Re: [RFC 1/1] sched: Remove unreliable wake_cpu check in proxy_needs_return

From: hupu
Date: Wed Apr 09 2025 - 02:56:47 EST


Hi Madadi Vineeth Reddy,
Thank you for your prompt review, and my sincere apologies for not
providing the repository and branch details clearly in my initial
submission. This was an oversight on my part.
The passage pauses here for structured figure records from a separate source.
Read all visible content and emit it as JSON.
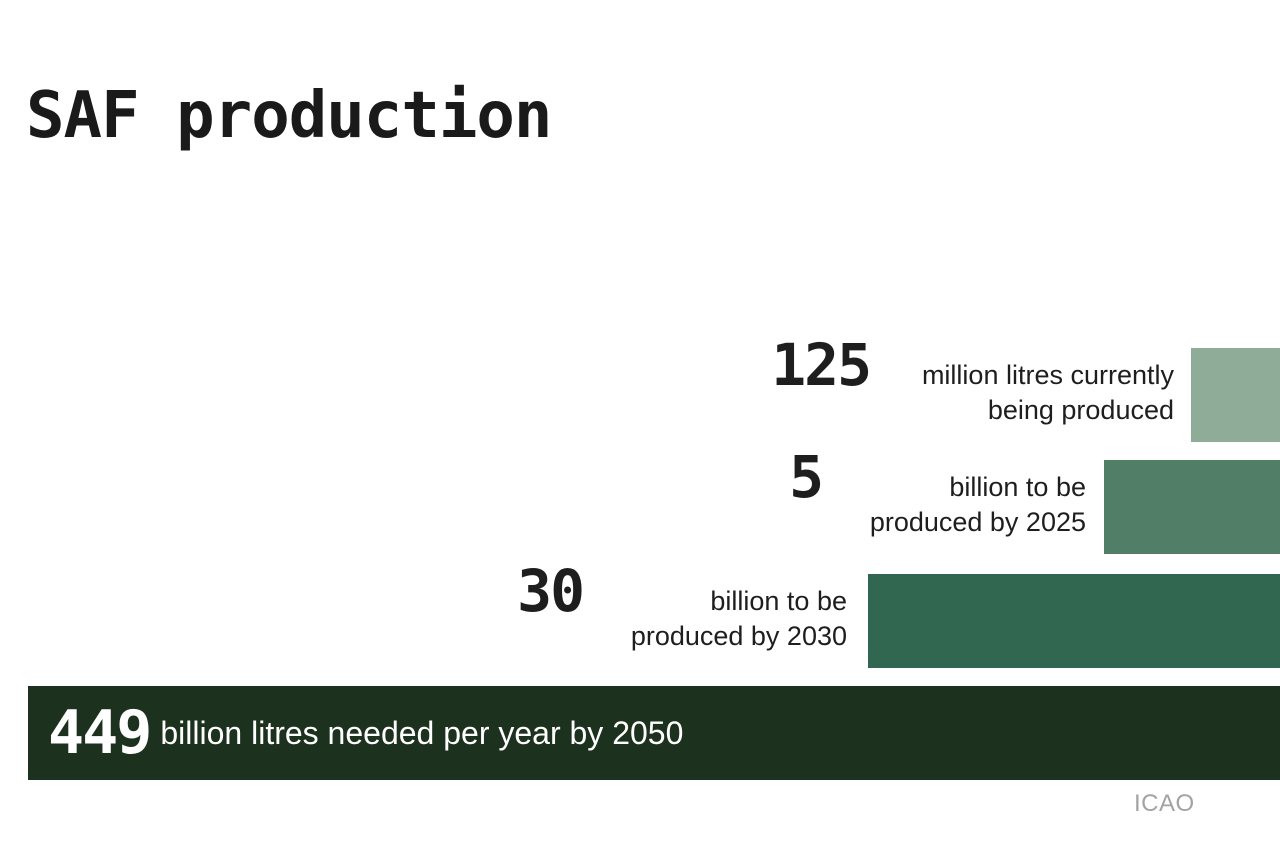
{
  "title": "SAF production",
  "source": "ICAO",
  "chart_data": {
    "type": "bar",
    "orientation": "horizontal",
    "title": "SAF production",
    "xlabel": "",
    "ylabel": "",
    "grid": false,
    "bars": [
      {
        "value_text": "125",
        "description": "million litres currently being produced",
        "value_litres": 125000000,
        "color": "#8fac99"
      },
      {
        "value_text": "5",
        "description": "billion to be produced by 2025",
        "value_litres": 5000000000,
        "color": "#517e66"
      },
      {
        "value_text": "30",
        "description": "billion to be produced by 2030",
        "value_litres": 30000000000,
        "color": "#316750"
      },
      {
        "value_text": "449",
        "description": "billion litres needed per year by 2050",
        "value_litres": 449000000000,
        "color": "#1d321e"
      }
    ]
  }
}
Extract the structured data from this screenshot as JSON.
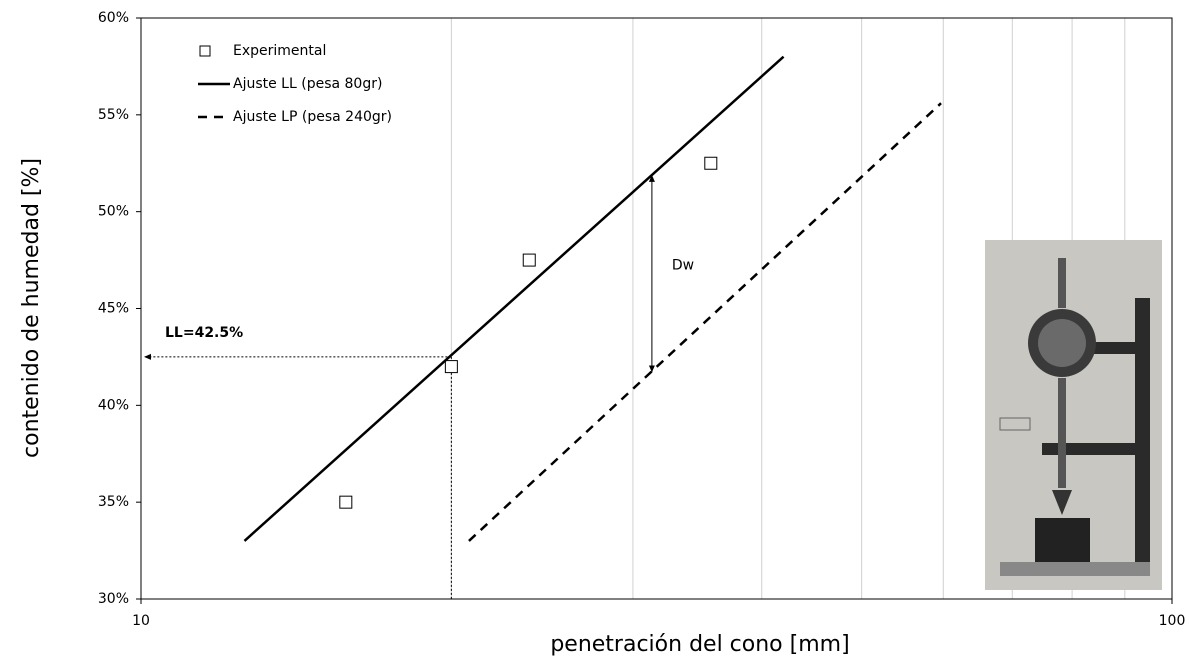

The patch is based on the following repository:
https://github.com/johnstultz-work/linux-dev.git

Specifically, the changes are present in these Proxy Execution
development branches:
a) proxy-exec-WIP
b) proxy-exec-v15-WIP

The proxy_needs_return function resides in these branches as part of
the ongoing Proxy Execution feature work.
Please let me know if you need additional information or further
clarifications. Thank you again for your time and guidance.

Best regards,
hupu


Madadi Vineeth Reddy <vineethr@xxxxxxxxxxxxx> 于2025年4月9日周三 14:01写道:
>
> On 07/04/25 19:16, hupu wrote:
> > The (p->wake_cpu != cpu_of(rq)) check in proxy_needs_return() is unsafe
> > during early wakeup phase. When called via ttwu_runnable() path:
> >
> > |-- try_to_wake_up
> > |-- ttwu_runnable
> > |-- proxy_needs_return //we are here
> > |-- select_task_rq
> > |-- set_task_cpu //set p->wake_cpu here
> > |-- ttwu_queue
> >
> > The p->wake_cpu at this point reflects the CPU where donor last ran before
> > blocking, not the target migration CPU. During blocking period:
> > 1. CPU affinity may have been changed by other threads
> > 2. Proxy migrations might have altered the effective wake_cpu
> > 3. set_task_cpu() hasn't updated wake_cpu yet in this code path
> >
> > This makes the wake_cpu vs current CPU comparison meaningless and potentially
> > dangerous. Rely on find_proxy_task()'s later migration logic to handle CPU
> > placement based on up-to-date affinity and scheduler state.
> >
> > Signed-off-by: hupu <hupu.gm@xxxxxxxxx>
> > ---
> > kernel/sched/core.c | 2 +-
> > 1 file changed, 1 insertion(+), 1 deletion(-)
> >
> > diff --git a/kernel/sched/core.c b/kernel/sched/core.c
> > index 3c4ef4c71cfd..ca4ca739eb85 100644
> > --- a/kernel/sched/core.c
> > +++ b/kernel/sched/core.c
> > @@ -4047,7 +4047,7 @@ static inline bool proxy_needs_return(struct rq *rq, struct task_struct *p)
> >
> > raw_spin_lock(&p->blocked_lock);
> > if (__get_task_blocked_on(p) && p->blocked_on_state & BO_NEEDS_RETURN) {
> > - if (!task_current(rq, p) && (p->wake_cpu != cpu_of(rq))) {
> > + if (!task_current(rq, p)) {
> > if (task_current_donor(rq, p)) {
> > put_prev_task(rq, p);
> > rq_set_donor(rq, rq->idle);
>
> Which tree is this change based on? I don't see `proxy_needs_return` in tip/sched/core.
>
> Thanks,
> Madadi Vineeth Reddy
>